The Saga Pattern Explained

Managing distributed transactions across microservices with compensating actions — no two-phase commit required.

Saga Pattern

The saga pattern is a design pattern for managing distributed transactions across multiple services. Instead of a single ACID transaction spanning services, a saga breaks the transaction into a series of local transactions, each with a compensating action that undoes its effect if a later step fails.

Explanation

In a monolithic application, a database transaction ensures atomicity: either all operations succeed or all are rolled back. In a microservices architecture, a single business operation (like placing an order) may span multiple services — Order Service, Payment Service, Inventory Service, Shipping Service. A traditional distributed transaction (two-phase commit) is slow, brittle, and requires all services to be available simultaneously. The saga pattern replaces distributed transactions with a sequence of local transactions. Each service performs its operation and publishes an event. If all steps succeed, the saga completes. If any step fails, the saga executes compensating transactions for all previously completed steps — reversing their effects.

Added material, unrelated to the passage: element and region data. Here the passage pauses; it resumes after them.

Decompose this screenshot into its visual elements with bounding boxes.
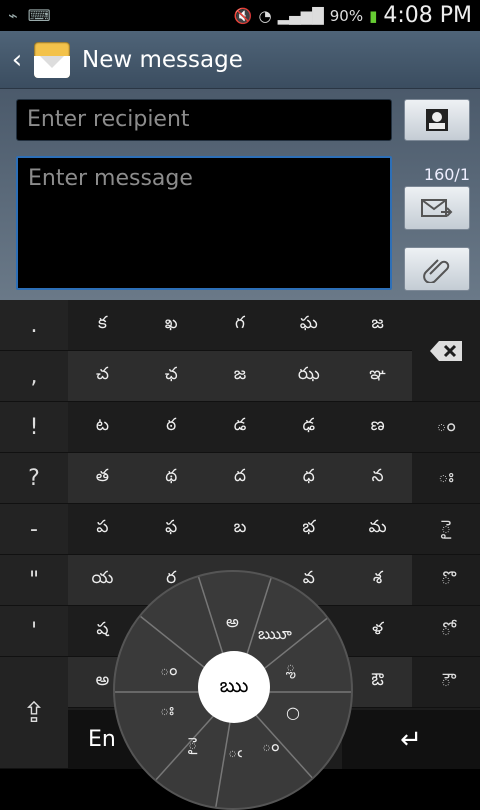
key[interactable]: భ	[274, 504, 343, 554]
key[interactable]: ఔ	[343, 657, 412, 707]
key[interactable]: ఝ	[274, 351, 343, 401]
wheel-segment[interactable]: అ	[226, 612, 239, 635]
attach-button[interactable]	[404, 247, 470, 291]
clock: 4:08 PM	[383, 3, 472, 28]
send-button[interactable]	[404, 186, 470, 230]
key[interactable]: గ	[206, 300, 275, 350]
paperclip-icon	[423, 259, 450, 283]
title-bar: ‹ New message	[0, 31, 480, 89]
key[interactable]: ఠ	[137, 402, 206, 452]
key[interactable]: థ	[137, 453, 206, 503]
keyboard-row: చ ఛ జ ఝ ఞ	[68, 351, 412, 402]
messaging-app-icon	[34, 41, 70, 78]
key-dash[interactable]: -	[0, 504, 68, 555]
wheel-segment[interactable]: ఋూ	[258, 624, 292, 647]
keyboard-icon: ⌨	[27, 6, 51, 25]
key[interactable]: క	[68, 300, 137, 350]
status-right-icons: 🔇 ◔ ▂▄▆█ 90% ▮ 4:08 PM	[234, 3, 472, 28]
key[interactable]: ొ	[412, 555, 480, 606]
key[interactable]: ై	[412, 504, 480, 555]
status-left-icons: ⌁ ⌨	[8, 6, 51, 25]
back-icon[interactable]: ‹	[0, 45, 34, 75]
backspace-key[interactable]	[412, 300, 480, 402]
key[interactable]: ఖ	[137, 300, 206, 350]
wheel-segment[interactable]: ○	[286, 703, 300, 722]
key[interactable]: ఫ	[137, 504, 206, 554]
key[interactable]: జ	[206, 351, 275, 401]
keyboard-row: ట ఠ డ ఢ ణ	[68, 402, 412, 453]
wheel-segment[interactable]: ం	[160, 660, 177, 683]
character-counter: 160/1	[423, 165, 470, 184]
mute-icon: 🔇	[233, 6, 253, 25]
contact-icon	[426, 109, 448, 131]
wheel-segment[interactable]: ః	[160, 700, 174, 723]
key[interactable]: ణ	[343, 402, 412, 452]
key[interactable]: న	[343, 453, 412, 503]
key[interactable]: ఢ	[274, 402, 343, 452]
recipient-input[interactable]: Enter recipient	[16, 99, 392, 141]
key[interactable]: ప	[68, 504, 137, 554]
key[interactable]: ౌ	[412, 657, 480, 708]
key[interactable]: ఛ	[137, 351, 206, 401]
battery-percent: 90%	[329, 6, 364, 25]
key-exclamation[interactable]: !	[0, 402, 68, 453]
key[interactable]: ఘ	[274, 300, 343, 350]
key[interactable]: జ	[343, 300, 412, 350]
keyboard-row: త థ ద ధ న	[68, 453, 412, 504]
key[interactable]: చ	[68, 351, 137, 401]
key[interactable]: ః	[412, 453, 480, 504]
wheel-segment[interactable]: ఁ	[228, 742, 242, 765]
key[interactable]: ద	[206, 453, 275, 503]
key[interactable]: డ	[206, 402, 275, 452]
key[interactable]: ో	[412, 606, 480, 657]
key[interactable]: ధ	[274, 453, 343, 503]
message-input[interactable]: Enter message	[16, 156, 392, 290]
language-label: En	[88, 727, 116, 752]
key[interactable]: త	[68, 453, 137, 503]
key-period[interactable]: .	[0, 300, 68, 351]
enter-key[interactable]: ↵	[342, 710, 480, 769]
key-apostrophe[interactable]: '	[0, 606, 68, 657]
key[interactable]: ళ	[343, 606, 412, 656]
punctuation-column: . , ! ? - " ' ⇪	[0, 300, 68, 769]
key[interactable]: ఞ	[343, 351, 412, 401]
wifi-icon: ◔	[258, 6, 272, 25]
wheel-segment[interactable]: ం	[262, 736, 279, 759]
backspace-icon	[430, 340, 462, 361]
compose-area: Enter recipient Enter message 160/1	[0, 89, 480, 300]
battery-icon: ▮	[369, 6, 378, 25]
send-icon	[421, 199, 453, 217]
signal-icon: ▂▄▆█	[277, 6, 324, 25]
wheel-segment[interactable]: ై	[188, 734, 197, 757]
wheel-center-key[interactable]: ఋ	[198, 651, 270, 723]
contacts-button[interactable]	[404, 99, 470, 141]
key-comma[interactable]: ,	[0, 351, 68, 402]
key[interactable]: శ	[343, 555, 412, 605]
key-question[interactable]: ?	[0, 453, 68, 504]
key[interactable]: బ	[206, 504, 275, 554]
status-bar: ⌁ ⌨ 🔇 ◔ ▂▄▆█ 90% ▮ 4:08 PM	[0, 0, 480, 31]
wheel-segment[interactable]: ౢ	[286, 656, 295, 679]
key-quote[interactable]: "	[0, 555, 68, 606]
shift-key[interactable]: ⇪	[0, 657, 68, 769]
key[interactable]: మ	[343, 504, 412, 554]
key[interactable]: ట	[68, 402, 137, 452]
key[interactable]: ం	[412, 402, 480, 453]
page-title: New message	[82, 46, 243, 73]
usb-icon: ⌁	[8, 6, 18, 25]
keyboard-row: ప ఫ బ భ మ	[68, 504, 412, 555]
vowel-sign-column: ం ః ై ొ ో ౌ	[412, 300, 480, 708]
keyboard-row: క ఖ గ ఘ జ	[68, 300, 412, 351]
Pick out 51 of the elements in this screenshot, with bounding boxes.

For example: if payment succeeds but inventory reservation fails, the saga triggers a payment refund. There are two saga coordination styles: choreography (each service listens for events and decides what to do next — decentralized but hard to follow) and orchestration (a central saga orchestrator tells each service what to do — centralized, easier to understand, but introduces a single point of coordination). The orchestration pattern is generally preferred for complex sagas because the logic is in one place rather than scattered across services.

Bookuvai Implementation

Bookuvai uses the saga pattern for complex multi-service operations like order processing, subscription management, and payment workflows. We prefer the orchestration approach with a dedicated saga coordinator service that manages the workflow, tracks state, and handles compensation on failure. Saga state is persisted to ensure recovery after service restarts. This architecture is designed during the technical milestone and tested extensively during integration testing.

Key Facts

  • Replaces distributed transactions with local transactions + compensating actions
  • Orchestration (central coordinator) is easier to understand than choreography (event-driven)
  • Every step must have a compensating action for rollback on failure

Related Terms

Frequently Asked Questions

What is a compensating transaction?
A compensating transaction undoes the effect of a previous step in a saga. For example, if "charge payment" succeeded but "reserve inventory" failed, the compensating transaction for the payment step is "issue refund." Every saga step must have a defined compensating action.
Should I use choreography or orchestration for sagas?
Orchestration for complex sagas (4+ steps) because the logic is centralized and easier to understand. Choreography for simple sagas (2-3 steps) where the decentralized event-driven approach keeps services loosely coupled.